A small business owner creates a set of six-digit product codes. Each code uses 0, 1, 3, 5, 7 and 9. These six numbers appear one time in each of the codes. The third digit has a value at least twice that of the first digit. The value of the second is less than the value of the fourth. The final digit is one-third of the fourth. If the final digit is 3, then the following must be true.
- the first digit is 0.
- the second digit is 5.
- the third digit is 5.
- the fourth digit is 1.
- the fifth digit is 9.
In this case, it is wise to start by creating a code that would fit within the guidelines. You might have to move numbers around to make it work, but if you have scrap paper handy, that shouldn’t be a problem. After trial and error, I came up with 175903 before ever looking at the options. As I read through those, it became clear that C is the correct answer. But I didn’t get there before starting out with 013579. From there, I read one clue at a time and rearranged as necessary until whammo, it became clear as day. Without the visual mapping process, however, this question would have been very frustrating to complete.
2. Read carefully.
Going back over the details is important. You usually can’t get the right answer by simply reading the question through once and selecting a letter. We recommend skimming the question once to get an overview of what it’s asking. Next, read clue-by-clue and create a visual model on scratch paper (see No. 1).

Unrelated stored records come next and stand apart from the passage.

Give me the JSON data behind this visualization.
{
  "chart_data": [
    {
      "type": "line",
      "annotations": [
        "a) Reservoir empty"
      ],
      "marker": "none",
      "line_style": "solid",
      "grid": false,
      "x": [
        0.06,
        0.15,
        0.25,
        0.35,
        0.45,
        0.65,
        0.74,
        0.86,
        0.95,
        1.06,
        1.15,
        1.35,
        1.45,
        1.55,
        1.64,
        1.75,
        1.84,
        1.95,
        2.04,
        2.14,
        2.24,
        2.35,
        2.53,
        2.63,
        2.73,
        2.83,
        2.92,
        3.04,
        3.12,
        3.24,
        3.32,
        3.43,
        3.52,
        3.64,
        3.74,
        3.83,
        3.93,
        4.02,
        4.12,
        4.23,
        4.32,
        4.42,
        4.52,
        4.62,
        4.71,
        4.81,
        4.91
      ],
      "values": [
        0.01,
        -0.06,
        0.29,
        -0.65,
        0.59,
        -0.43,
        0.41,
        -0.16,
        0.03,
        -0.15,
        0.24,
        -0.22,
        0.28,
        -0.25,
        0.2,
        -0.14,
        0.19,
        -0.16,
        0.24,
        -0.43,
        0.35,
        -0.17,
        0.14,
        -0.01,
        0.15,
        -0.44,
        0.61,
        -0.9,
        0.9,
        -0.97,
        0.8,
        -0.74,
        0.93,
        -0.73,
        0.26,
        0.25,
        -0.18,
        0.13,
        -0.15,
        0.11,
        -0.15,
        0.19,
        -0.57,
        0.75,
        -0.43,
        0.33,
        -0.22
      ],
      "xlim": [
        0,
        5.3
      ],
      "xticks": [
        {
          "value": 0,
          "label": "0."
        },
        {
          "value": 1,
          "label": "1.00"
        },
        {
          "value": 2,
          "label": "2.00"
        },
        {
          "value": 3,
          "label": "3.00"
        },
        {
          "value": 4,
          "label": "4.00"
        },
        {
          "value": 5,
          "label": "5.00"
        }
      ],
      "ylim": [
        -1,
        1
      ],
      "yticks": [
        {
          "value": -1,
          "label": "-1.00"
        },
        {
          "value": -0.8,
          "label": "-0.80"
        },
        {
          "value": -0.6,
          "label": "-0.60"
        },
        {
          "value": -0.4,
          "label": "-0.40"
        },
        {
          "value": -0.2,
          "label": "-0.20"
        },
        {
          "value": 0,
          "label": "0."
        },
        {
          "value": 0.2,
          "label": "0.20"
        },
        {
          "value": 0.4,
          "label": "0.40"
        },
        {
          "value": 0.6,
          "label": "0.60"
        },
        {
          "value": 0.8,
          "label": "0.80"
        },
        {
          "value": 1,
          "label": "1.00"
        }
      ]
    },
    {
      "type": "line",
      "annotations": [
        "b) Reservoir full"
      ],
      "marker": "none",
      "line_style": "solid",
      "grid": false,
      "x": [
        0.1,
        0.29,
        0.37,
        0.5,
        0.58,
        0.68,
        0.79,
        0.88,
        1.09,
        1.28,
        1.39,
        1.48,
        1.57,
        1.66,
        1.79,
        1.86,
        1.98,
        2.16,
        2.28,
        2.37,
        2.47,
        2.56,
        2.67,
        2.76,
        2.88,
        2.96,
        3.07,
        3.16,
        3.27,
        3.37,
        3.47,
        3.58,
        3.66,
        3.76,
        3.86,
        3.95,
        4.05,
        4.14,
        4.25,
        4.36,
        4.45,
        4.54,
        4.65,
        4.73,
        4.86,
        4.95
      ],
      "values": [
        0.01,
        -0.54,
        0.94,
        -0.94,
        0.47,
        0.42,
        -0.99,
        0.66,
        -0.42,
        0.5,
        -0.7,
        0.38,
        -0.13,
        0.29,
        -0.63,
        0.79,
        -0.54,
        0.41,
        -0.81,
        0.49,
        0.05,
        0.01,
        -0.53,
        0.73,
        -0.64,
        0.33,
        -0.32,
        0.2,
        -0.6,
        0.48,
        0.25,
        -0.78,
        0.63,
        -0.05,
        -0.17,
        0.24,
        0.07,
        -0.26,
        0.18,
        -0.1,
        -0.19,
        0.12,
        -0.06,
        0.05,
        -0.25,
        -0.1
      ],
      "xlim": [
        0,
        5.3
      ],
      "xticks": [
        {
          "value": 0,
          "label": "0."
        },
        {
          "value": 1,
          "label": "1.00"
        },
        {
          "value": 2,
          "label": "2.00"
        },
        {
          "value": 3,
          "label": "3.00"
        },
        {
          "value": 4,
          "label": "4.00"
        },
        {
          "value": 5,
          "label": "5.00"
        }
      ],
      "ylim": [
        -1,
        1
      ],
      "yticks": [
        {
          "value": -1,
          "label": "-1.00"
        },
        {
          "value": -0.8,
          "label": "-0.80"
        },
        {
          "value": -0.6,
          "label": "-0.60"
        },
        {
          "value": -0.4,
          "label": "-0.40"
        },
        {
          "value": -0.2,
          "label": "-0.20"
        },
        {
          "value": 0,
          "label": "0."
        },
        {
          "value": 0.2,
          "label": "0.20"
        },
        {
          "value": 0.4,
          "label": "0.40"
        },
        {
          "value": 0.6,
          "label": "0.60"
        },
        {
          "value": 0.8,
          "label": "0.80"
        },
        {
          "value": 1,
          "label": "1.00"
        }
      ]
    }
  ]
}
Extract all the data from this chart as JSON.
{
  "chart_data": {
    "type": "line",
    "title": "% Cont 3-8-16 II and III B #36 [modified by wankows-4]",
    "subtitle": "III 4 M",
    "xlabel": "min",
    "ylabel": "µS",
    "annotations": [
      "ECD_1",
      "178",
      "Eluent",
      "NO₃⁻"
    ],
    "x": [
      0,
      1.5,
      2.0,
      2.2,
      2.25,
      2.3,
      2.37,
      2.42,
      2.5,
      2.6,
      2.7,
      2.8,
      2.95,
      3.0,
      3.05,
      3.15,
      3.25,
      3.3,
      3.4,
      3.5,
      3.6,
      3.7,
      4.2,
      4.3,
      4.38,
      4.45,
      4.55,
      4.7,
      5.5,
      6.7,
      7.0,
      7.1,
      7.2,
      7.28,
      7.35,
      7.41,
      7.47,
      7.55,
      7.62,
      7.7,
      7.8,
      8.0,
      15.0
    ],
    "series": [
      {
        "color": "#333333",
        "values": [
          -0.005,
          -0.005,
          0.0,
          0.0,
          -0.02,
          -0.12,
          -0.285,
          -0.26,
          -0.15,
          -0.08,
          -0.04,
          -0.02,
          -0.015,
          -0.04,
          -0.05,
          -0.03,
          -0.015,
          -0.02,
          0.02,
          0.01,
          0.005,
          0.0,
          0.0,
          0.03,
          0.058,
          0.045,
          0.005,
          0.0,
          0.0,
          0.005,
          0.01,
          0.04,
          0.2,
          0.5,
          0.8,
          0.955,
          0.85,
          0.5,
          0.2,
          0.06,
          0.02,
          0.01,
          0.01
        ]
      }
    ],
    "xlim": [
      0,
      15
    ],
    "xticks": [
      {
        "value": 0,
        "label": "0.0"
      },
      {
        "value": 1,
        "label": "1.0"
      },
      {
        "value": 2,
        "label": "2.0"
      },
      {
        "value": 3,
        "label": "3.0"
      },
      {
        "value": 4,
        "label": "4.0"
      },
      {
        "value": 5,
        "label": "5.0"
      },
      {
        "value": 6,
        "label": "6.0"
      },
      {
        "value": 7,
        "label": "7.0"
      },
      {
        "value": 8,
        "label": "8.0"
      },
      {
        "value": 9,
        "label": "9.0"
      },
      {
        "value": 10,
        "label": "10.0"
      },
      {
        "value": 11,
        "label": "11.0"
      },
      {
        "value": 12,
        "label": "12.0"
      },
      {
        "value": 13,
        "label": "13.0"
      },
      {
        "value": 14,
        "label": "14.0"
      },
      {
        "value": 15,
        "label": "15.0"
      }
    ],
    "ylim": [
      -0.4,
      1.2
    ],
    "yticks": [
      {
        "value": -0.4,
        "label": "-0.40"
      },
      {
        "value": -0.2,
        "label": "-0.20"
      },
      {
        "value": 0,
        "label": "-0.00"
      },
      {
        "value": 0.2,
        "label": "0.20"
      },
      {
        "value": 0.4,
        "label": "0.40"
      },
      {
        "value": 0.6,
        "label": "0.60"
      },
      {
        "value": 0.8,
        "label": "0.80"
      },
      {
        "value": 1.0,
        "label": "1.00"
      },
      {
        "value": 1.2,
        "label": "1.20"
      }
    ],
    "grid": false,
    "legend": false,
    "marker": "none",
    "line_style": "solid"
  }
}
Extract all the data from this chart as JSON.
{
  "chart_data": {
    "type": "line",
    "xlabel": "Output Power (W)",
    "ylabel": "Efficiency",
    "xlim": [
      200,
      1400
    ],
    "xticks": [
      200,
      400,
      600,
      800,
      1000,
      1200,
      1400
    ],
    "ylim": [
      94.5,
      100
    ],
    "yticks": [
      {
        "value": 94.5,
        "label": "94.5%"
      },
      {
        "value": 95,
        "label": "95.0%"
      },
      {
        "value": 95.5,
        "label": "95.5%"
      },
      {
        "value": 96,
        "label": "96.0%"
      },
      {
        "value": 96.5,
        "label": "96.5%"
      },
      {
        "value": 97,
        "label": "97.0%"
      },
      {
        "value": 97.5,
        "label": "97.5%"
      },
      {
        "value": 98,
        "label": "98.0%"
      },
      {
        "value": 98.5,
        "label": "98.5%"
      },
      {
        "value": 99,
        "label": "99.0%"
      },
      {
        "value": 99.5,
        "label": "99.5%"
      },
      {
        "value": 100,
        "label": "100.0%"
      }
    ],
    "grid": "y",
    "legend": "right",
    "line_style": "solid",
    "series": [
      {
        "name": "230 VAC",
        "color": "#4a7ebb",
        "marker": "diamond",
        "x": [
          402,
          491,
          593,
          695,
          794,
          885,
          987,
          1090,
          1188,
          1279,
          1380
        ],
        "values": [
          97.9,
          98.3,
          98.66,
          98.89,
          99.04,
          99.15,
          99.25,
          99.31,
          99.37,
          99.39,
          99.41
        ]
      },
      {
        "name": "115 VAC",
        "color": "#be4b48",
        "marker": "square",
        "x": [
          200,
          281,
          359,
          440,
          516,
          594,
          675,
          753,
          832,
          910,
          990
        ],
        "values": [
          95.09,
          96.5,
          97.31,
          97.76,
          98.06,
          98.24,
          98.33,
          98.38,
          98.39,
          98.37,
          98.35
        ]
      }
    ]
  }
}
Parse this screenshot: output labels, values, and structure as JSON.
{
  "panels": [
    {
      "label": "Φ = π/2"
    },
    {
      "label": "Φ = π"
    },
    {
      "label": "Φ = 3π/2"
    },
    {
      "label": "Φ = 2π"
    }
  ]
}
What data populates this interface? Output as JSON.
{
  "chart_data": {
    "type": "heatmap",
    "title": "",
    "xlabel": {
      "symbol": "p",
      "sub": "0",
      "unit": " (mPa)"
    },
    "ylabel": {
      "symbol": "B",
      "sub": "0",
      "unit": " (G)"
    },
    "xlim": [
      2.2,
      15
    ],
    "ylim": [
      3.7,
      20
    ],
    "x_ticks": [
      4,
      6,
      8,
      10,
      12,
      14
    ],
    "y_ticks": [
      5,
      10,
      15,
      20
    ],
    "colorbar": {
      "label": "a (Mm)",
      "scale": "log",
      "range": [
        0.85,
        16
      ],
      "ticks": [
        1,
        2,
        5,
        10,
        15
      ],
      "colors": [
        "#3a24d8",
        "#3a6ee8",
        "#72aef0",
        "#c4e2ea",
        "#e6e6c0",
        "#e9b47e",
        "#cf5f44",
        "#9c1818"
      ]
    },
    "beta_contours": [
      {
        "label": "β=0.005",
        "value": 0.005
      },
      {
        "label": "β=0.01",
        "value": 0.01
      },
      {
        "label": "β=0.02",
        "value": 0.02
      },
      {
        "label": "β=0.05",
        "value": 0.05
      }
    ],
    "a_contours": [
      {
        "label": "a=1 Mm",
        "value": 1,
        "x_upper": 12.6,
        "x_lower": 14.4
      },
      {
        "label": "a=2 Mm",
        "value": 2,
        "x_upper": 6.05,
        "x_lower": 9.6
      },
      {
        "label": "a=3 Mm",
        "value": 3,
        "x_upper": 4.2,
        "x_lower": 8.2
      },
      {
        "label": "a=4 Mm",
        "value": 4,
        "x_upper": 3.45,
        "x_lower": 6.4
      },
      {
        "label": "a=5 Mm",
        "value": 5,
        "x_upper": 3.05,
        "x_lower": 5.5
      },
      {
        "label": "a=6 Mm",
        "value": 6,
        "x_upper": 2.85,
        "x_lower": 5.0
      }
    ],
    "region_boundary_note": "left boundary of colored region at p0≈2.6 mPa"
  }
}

3. Put the clock on the back-burner.
You are working under a time limit, but don’t let it dictate your performance until absolutely necessary. Stay calm. Take steady, measured breaths. Answer as many questions as you can using your knowledge and confidence. Don’t guess until time becomes a critical factor. Force yourself to be aware of time but let analytical reasoning be the primary driver.
4. Always be mindful of what is being asked.
This comes with skimming, reading and re-reading the question. Learn to take an overview and hone in on specific details and learn to do it quickly. And most important of all, don’t get ahead of yourself and assume you know what the question is asking before actually confirming it through your ability to read, discern and deduce.